With the U.S. federal debt making new all-time highs in 2020 and 2021, lawmakers unprecedented response to the COVID-19 pandemic helped ease the burden on consumers. And with the credit baton passed from individuals to the U.S. government, the latter’s spending spree provided some Americans with more cash than they needed.

As a result, consumers’ debt impulse declined, as robust balances in their checking and savings accounts eliminated the need for credit card debt.

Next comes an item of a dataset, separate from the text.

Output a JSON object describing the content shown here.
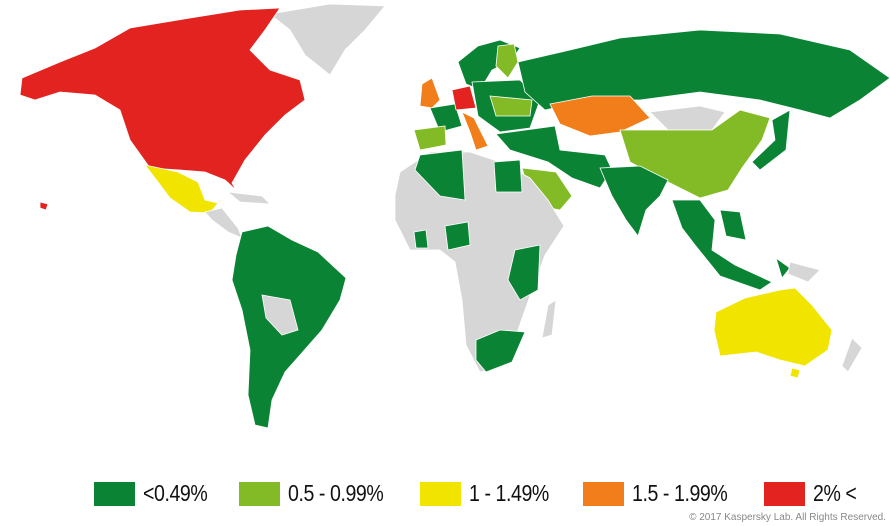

However, with inflation on the rise and lawmakers paring back their stimulus efforts, U.S. credit card debt will likely increase in 2022.

Archives

Average American Credit Card Debt by Age:

Age: 2018: 2019: Change:
20 – 29 $2,581 $2,709 +5%
30 – 39 $5,466 $5,563 +1.8%
40 – 49 $7,750 $7,922 +2.2%
50 – 59 $8,116 $8,364 +3%
60 – 69 $6,701 $6,832 +1.9%
70 – 79 $5,139 $5,250 +2.1%
80 – 89 $2,876 $2,990 +4%
90 – 99 $1,370 $1,433 +4.6%

As the statistics show that people between 50 – 59 have the greatest borrowing capacity. With an average credit card debt of $8,364, individuals between 50 – 59 use credit cards more often than their peers.

Consumers ages 40 to 69 have above-average credit card debt. According to Experian data, the average credit card debt for borrowers 40 to 69 was consistently above the national average of $6,194.

Millennials (< 30) and elderly (> 70), not so much.

Due to lower wages and the increasing costs of both housing and long-term care, these groups rely less on credit card debt to finance their lifestyle.